After rebounding 8%, BTC hit three “walls” at $64,000


BTC has been ranging near $64,000 for three straight days. Since the July 1 low of $57,737, this bounce has already moved up by about 8%. ETH has performed better, touching $1,825 this morning for a two-week high. The Fear and Greed Index has rebounded from 11 to 28, with sentiment recovering. But when the rally reached $64,000, it clearly stalled.

I. First wall: Technicals — the most direct resistance BTC faces right now is the 50-day moving average at $64,941. Since early June, this level has repeatedly suppressed rebounds. $64,500-$65,000 is a four-hour order block; every prior rebound has failed there. The daily RSI is around 54, and the MACD histogram has already gone to zero—this is not a golden cross, but a complete stop in momentum. The stochastic fast line is at 86.31 and deeply in the overbought zone. The 200-week moving average at $62,200-$62,500 is the last line of defense below. Once that breaks, $61,890 and even $58,000 will resurface.

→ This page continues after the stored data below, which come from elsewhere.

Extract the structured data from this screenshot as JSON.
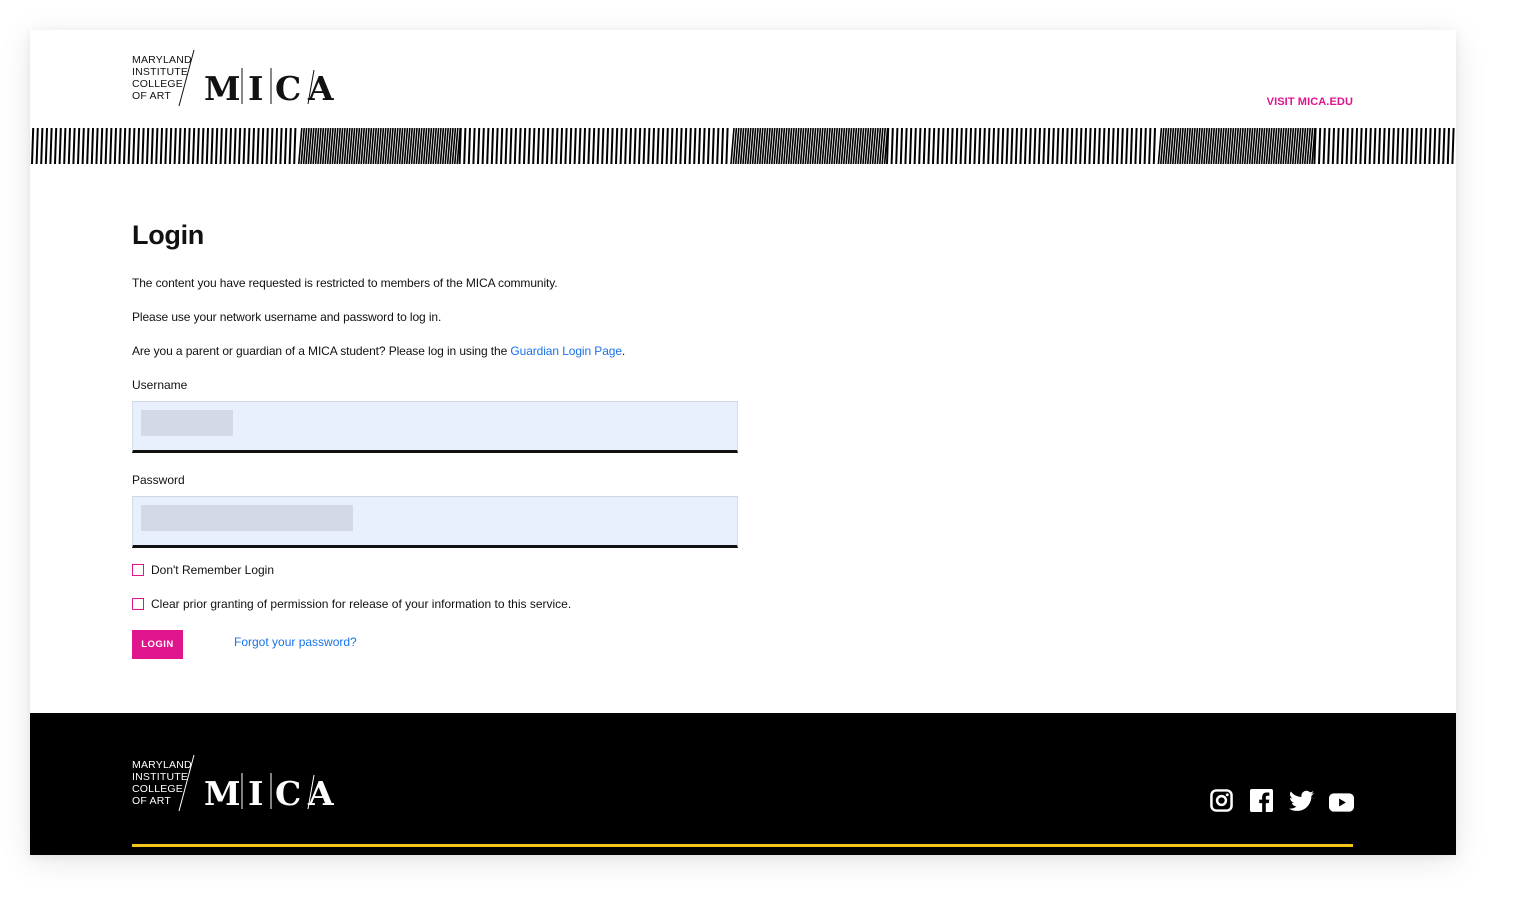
{
  "header": {
    "logo": {
      "lines": [
        "MARYLAND",
        "INSTITUTE",
        "COLLEGE",
        "OF ART"
      ],
      "wordmark": "MICA"
    },
    "visit_link": "VISIT MICA.EDU"
  },
  "main": {
    "title": "Login",
    "paragraph_1": "The content you have requested is restricted to members of the MICA community.",
    "paragraph_2": "Please use your network username and password to log in.",
    "paragraph_3_prefix": "Are you a parent or guardian of a MICA student? Please log in using the",
    "guardian_link": "Guardian Login Page",
    "paragraph_3_suffix": ".",
    "username_label": "Username",
    "password_label": "Password",
    "dont_remember_label": "Don't Remember Login",
    "clear_permission_label": "Clear prior granting of permission for release of your information to this service.",
    "login_button": "LOGIN",
    "forgot_link": "Forgot your password?"
  },
  "footer": {
    "logo": {
      "lines": [
        "MARYLAND",
        "INSTITUTE",
        "COLLEGE",
        "OF ART"
      ],
      "wordmark": "MICA"
    },
    "social_icons": [
      "instagram-icon",
      "facebook-icon",
      "twitter-icon",
      "youtube-icon"
    ]
  },
  "colors": {
    "accent": "#e0148c",
    "link": "#1a73e8",
    "footer_bg": "#000000",
    "footer_line": "#f2c318",
    "field_bg": "#e8f0fe"
  }
}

II. Second wall: Macro — weekend escalation in the US-Iran conflict. Iran announced the closure of the Strait of Hormuz, then carried out strikes on US targets in the Middle East. Rising geopolitical risk typically pushes up oil prices and suppresses risk appetite. For BTC to hold above $64,000 without collapsing in this environment is already a sign of strength. The bigger variables this week are CPI and PPI data, and remarks by Federal Reserve Chair Warsh to Congress. Market expectations: core CPI could slip below 3% to trigger rate-cut expectations, or hold above 2.9% to confirm sticky inflation. Polymarket shows the probability of the Fed hiking rates in 2026 is still 59%—keeping interest rates higher for longer is never good news for risk assets.

III. Third wall: Flows — the good news is that ETFs ended eight consecutive weeks of outflows; last week recorded about $197 million in net inflows. The bad news is that the ETF 30-day fund flow is still deeply negative (about -$4.73 billion), and the cumulative fund size has fallen from a peak of $62 billion to $51 billion. Weekly inflows alone are not enough to confirm a reversal in institutional demand. The cost-basis benchmark for short-term holders is about $70,700, meaning a large amount of supply remains trapped. Over 90% of short-term holders are currently in unrealized losses; once price rebounds back to their cost line, selling pressure will be released.

What does AIX say? After the AIX system finishes running all data today, the read is very clear: the trend is up, but don’t open new positions. BTC’s 1-hour ADX is in a neutral range, and the 4-hour Bollinger Bands have tightened to within less than 400 points from the upper and lower rails. The 15-minute and 30-minute levels are both in a consolidation state. Until a direction is confirmed, chasing becomes catching bids directly at resistance. Right now, the account is in cash (no position). Wait for one of two signals: either a breakout above $65,000 with strong volume and a pullback for confirmation, or a pullback to the $62,200-$62,500 200-week moving average zone to stabilize. Make the plan for whichever signal arrives first.

In the last few lines: BTC rebounded from $57,737 to $64,000, and sentiment shifted from extreme fear to fear. But $64,500-$65,000 is a resistance zone confirmed by technical levels, on-chain data, and historical behavior. A breakout requires all three conditions at the same time: sustained ETF inflows, macro data cooperation, and improving on-chain signals. Let the bullets fly a little longer—wait for the CPI data to land, and wait until the direction is chosen. No rush.